Increased Awareness Will Improve Brain-Injury Treatment, Officials Say

By Sgt. Sara WoodMarch 5, 2007

Increased Awareness Will Improve Brain-Injury Treatment
Soldiers from 5th Squadron, 73rd Cavalry Regiment, 3rd Brigade Combat Team, 82nd Airborne Division, search for insurgents in the Tawillah region of Iraq. Soldiers like these who are fighting the war on terror are every day exposed to hazards that cou... (Photo Credit: U.S. Army) VIEW ORIGINAL

WASHINGTON (Army News Service, March 6, 2007) - Traumatic brain injury, the signature wound of a conflict punctuated by daily bomb attacks on coalition forces and Iraqi civilians, is receiving increased emphasis from Defense Department leaders and the military medical community.

DoD has made great strides in treating severe traumatic brain injuries - those with obvious symptoms like open head trauma or loss of consciousness - but the challenge lies in better identifying and treating mild brain injury, two top officials in the DoD health care community said.

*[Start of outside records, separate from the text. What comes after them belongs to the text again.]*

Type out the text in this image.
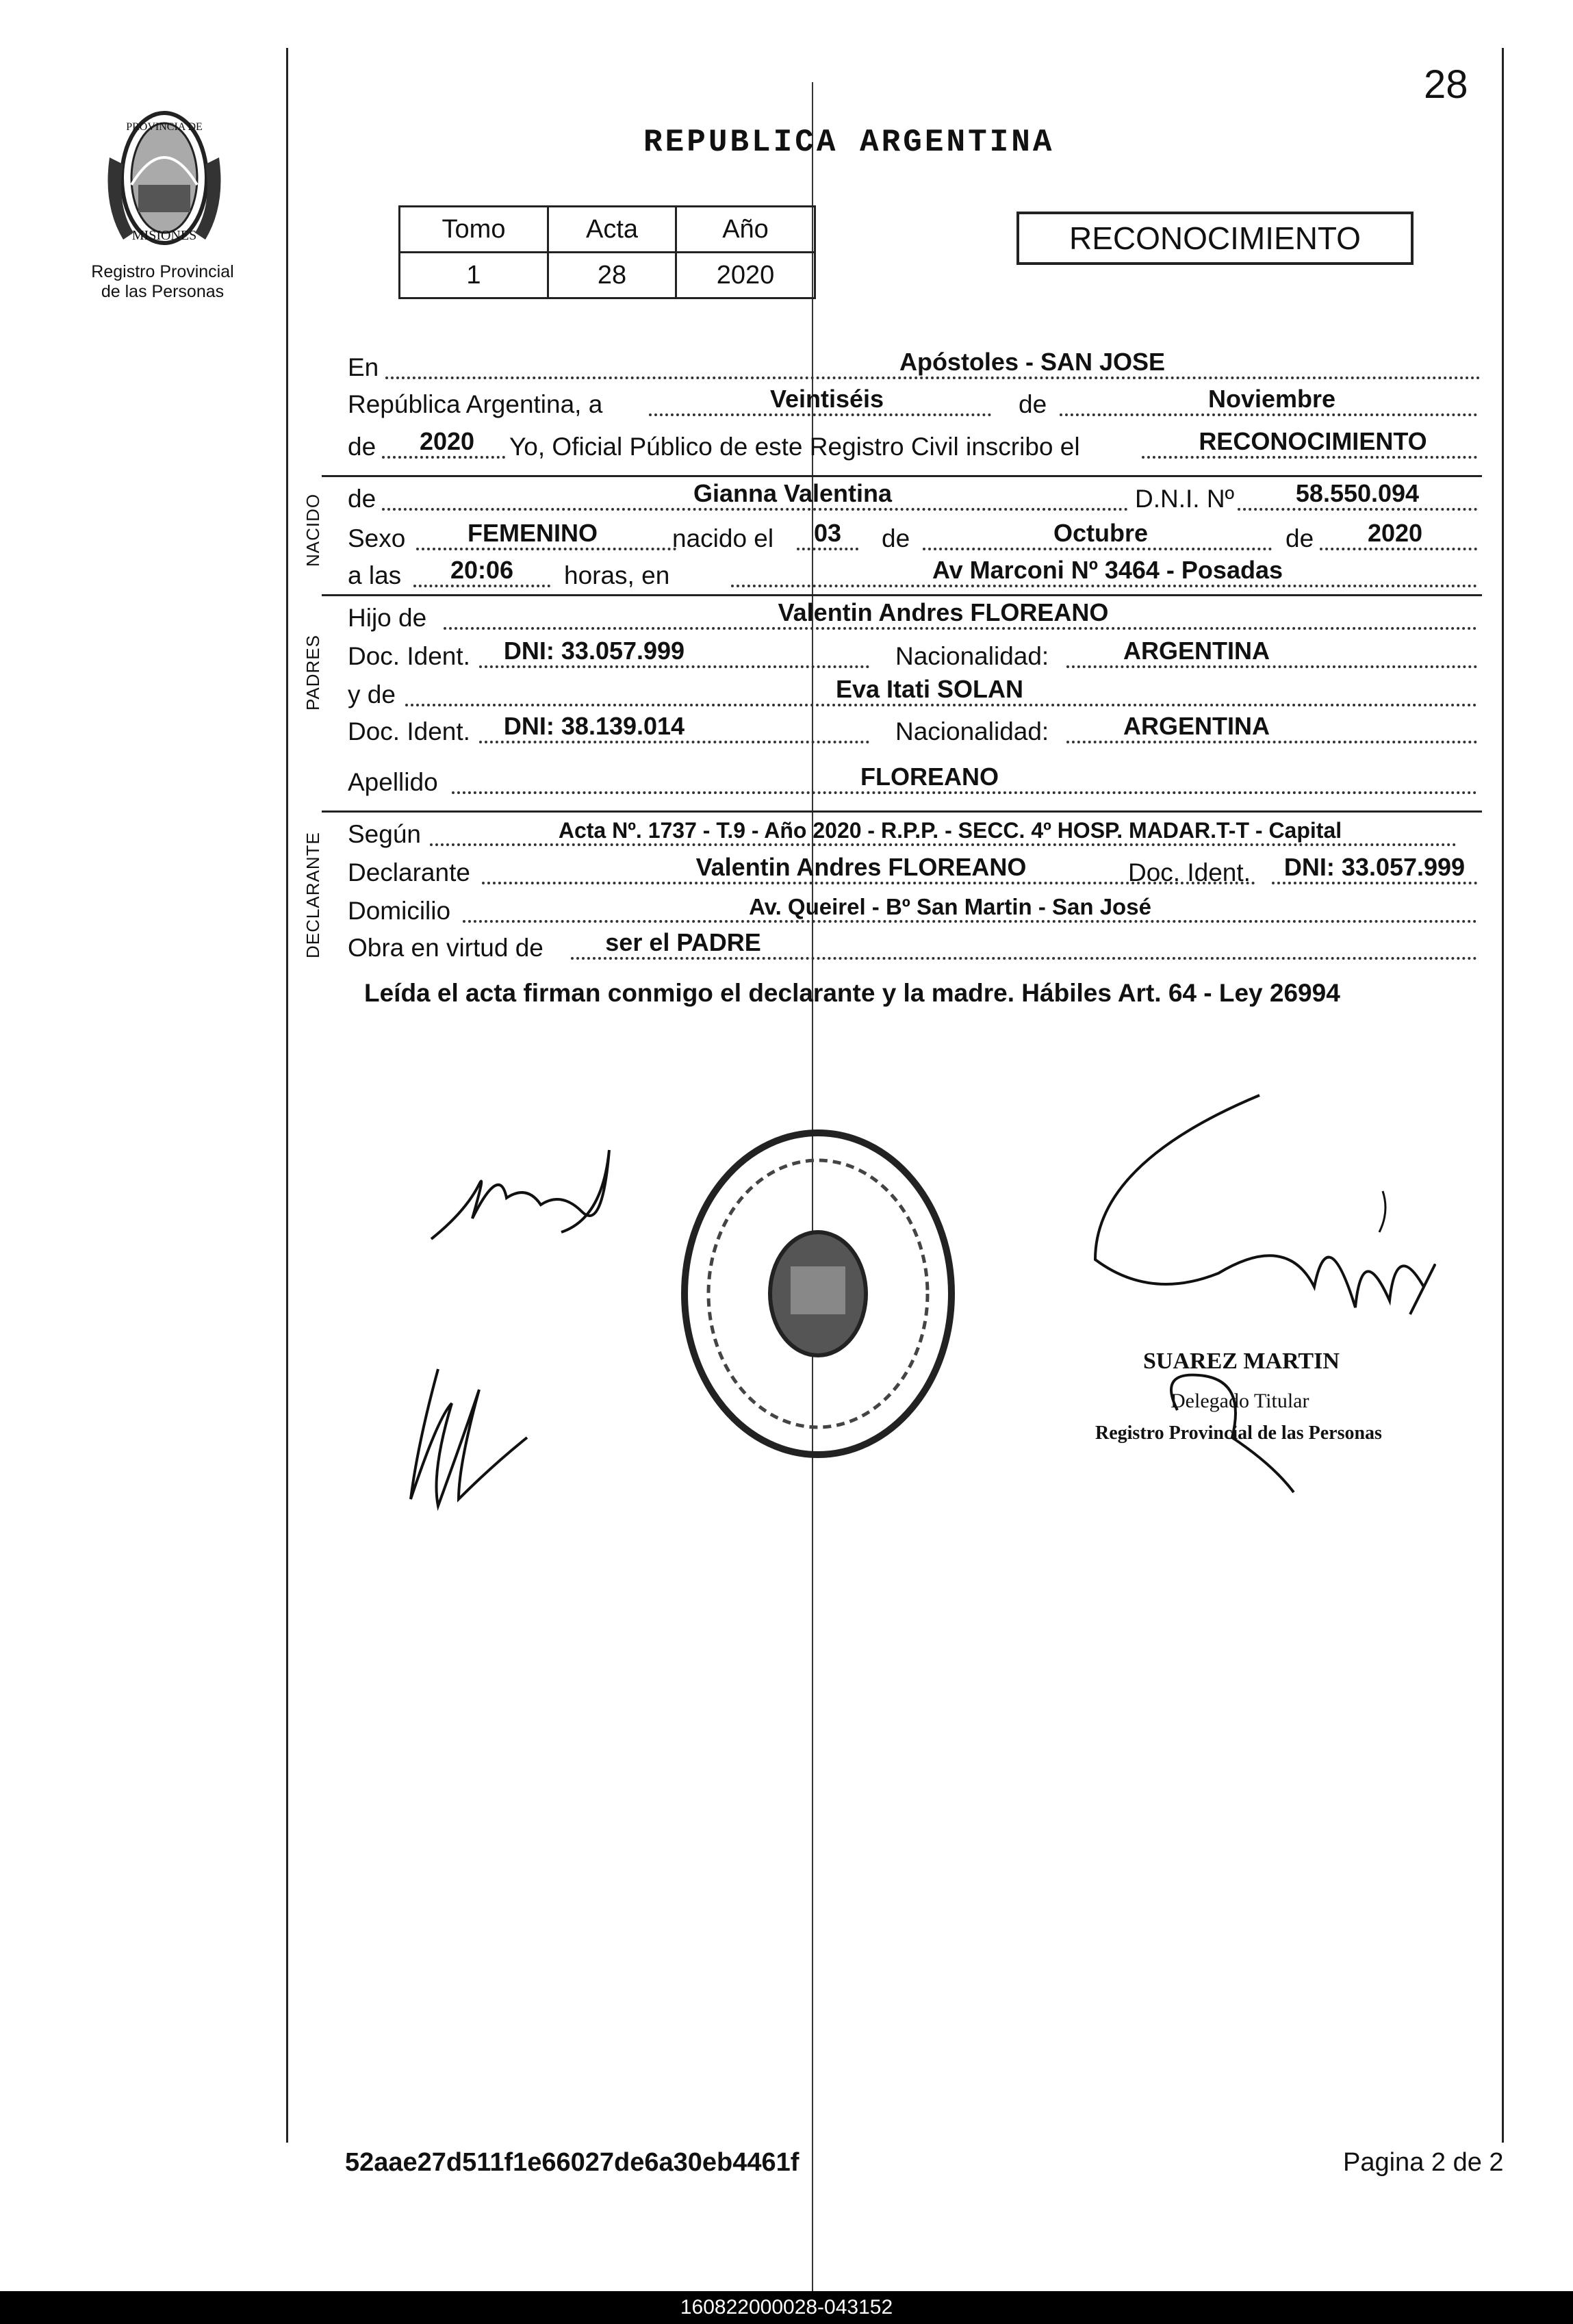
28
PROVINCIA DE
MISIONES
Registro Provincial
de las Personas
REPUBLICA ARGENTINA
Tomo	Acta	Año
1	28	2020
RECONOCIMIENTO
En	Apóstoles - SAN JOSE
República Argentina, a	Veintiséis	de	Noviembre
de	2020	Yo, Oficial Público de este Registro Civil inscribo el	RECONOCIMIENTO
NACIDO de	Gianna Valentina	D.N.I. Nº	58.550.094
Sexo	FEMENINO	nacido el	03	de	Octubre	de	2020
a las	20:06	horas, en	Av Marconi Nº 3464 - Posadas
PADRES
Hijo de	Valentin Andres FLOREANO
Doc. Ident.	DNI: 33.057.999	Nacionalidad:	ARGENTINA
y de	Eva Itati SOLAN
Doc. Ident.	DNI: 38.139.014	Nacionalidad:	ARGENTINA
Apellido	FLOREANO
DECLARANTE Según	Acta Nº. 1737 - T.9 - Año 2020 - R.P.P. - SECC. 4º HOSP. MADAR.T-T - Capital
Declarante	Valentin Andres FLOREANO	Doc. Ident.	DNI: 33.057.999
Domicilio	Av. Queirel - Bº San Martin - San José
Obra en virtud de	ser el PADRE
Leída el acta firman conmigo el declarante y la madre. Hábiles Art. 64 - Ley 26994
SUAREZ MARTIN
Delegado Titular
Registro Provincial de las Personas
52aae27d511f1e66027de6a30eb4461f	Pagina 2 de 2
160822000028-043152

These mild injuries, which can be caused by repeated concussions or indirect exposure to a bomb blast, are hard to diagnose because Soldiers may not recognize their own symptoms, and screening tests can't always capture the full range of possible symptoms.

Treatment of traumatic brain injury is an emerging field, because the use of improvised explosive devices is greater in this conflict than it has been in any other, said Dr. William Winkenwerder Jr., assistant secretary of defense for health affairs.

In late 2006, DoD implemented a thorough screening process, based on one used for professional athletes, for Soldiers and Marines who suffer head injuries. The post-deployment health assessment all servicemembers must go through also includes questions about mental and psychological symptoms, Winkenwerder said. Even with these processes in place, not all servicemembers who suffer from mild traumatic brain injury are identified, he acknowledged.

"Everyone's antenna are raised at this point about the need to look for the subtle cases - those who might not have been right immediately in a blast zone, but could have been near, or that they might have experienced this kind of event two or three times," Winkenwerder said. "In those cases, they need to be looked at very carefully."

Many cases of mild traumatic brain injury don't get reported because servicemembers don't recognize the symptoms or are too embarrassed to admit to problems with memory or other mental functions, said Navy Vice Adm. Donald C. Arthur, surgeon general of the Navy.

Arthur said he himself suffered a traumatic brain injury a year and a half ago and was initially embarrassed to talk about the problems he was having as a result. After he underwent basic cognitive tests, he said, medical personnel thought he was fine because they didn't have a baseline of his mental functioning before his injury to compare.

DoD needs to develop tests that will measure servicemembers' cognitive functions to establish a baseline for comparison when injuries occur, Arthur said. DoD also is refining its screening processes to better identify mild symptoms that are hard to spot, he said, but awareness needs to be increased to help Soldiers recognize their own problems.

"We will try to identify all of them that we can using objective tests," he said. "But we need to be very open to servicemembers coming to us telling us that they perceive that they have an issue and treating them as if we had diagnosed them, because they may be more sensitive in their knowledge of themselves than we could be with objective tests."

Another thing that can complicate the diagnosis of traumatic brain injuries is the residual effect of injuries that occurred at the same time as the brain trauma or medication that servicemembers may be taking, Arthur said. Post-traumatic stress disorder also can affect mental functioning and may be confused for traumatic brain injury, he said.

"It's important for us to go back and look at what are the components of the brain injury that are left, after the medications, after the combat stress and after the other injuries are cared for," he said.

Recent increased attention on traumatic brain injury is positive, Winkenwerder said, because it teaches servicemembers, commanders and medical personnel that subtle brain trauma is something that needs to be taken seriously and treated. DoD, in partnership with the Department of Veterans Affairs, is a leader in traumatic brain injury research, spending about $14 million so far in the area, he said. DoD is looking at enhancing that research effort in hopes of learning as much as possible quickly and applying that knowledge in the field, he said.

"We're never satisfied," he said. "We do not believe at any one point in time that we've reached the best. It's a continual striving, and as we learn and deal with new situations, new circumstances, ... it's our obligation to respond and to learn and to get better."

(Sgt. Sara Wood writes for the American Forces Press Service.)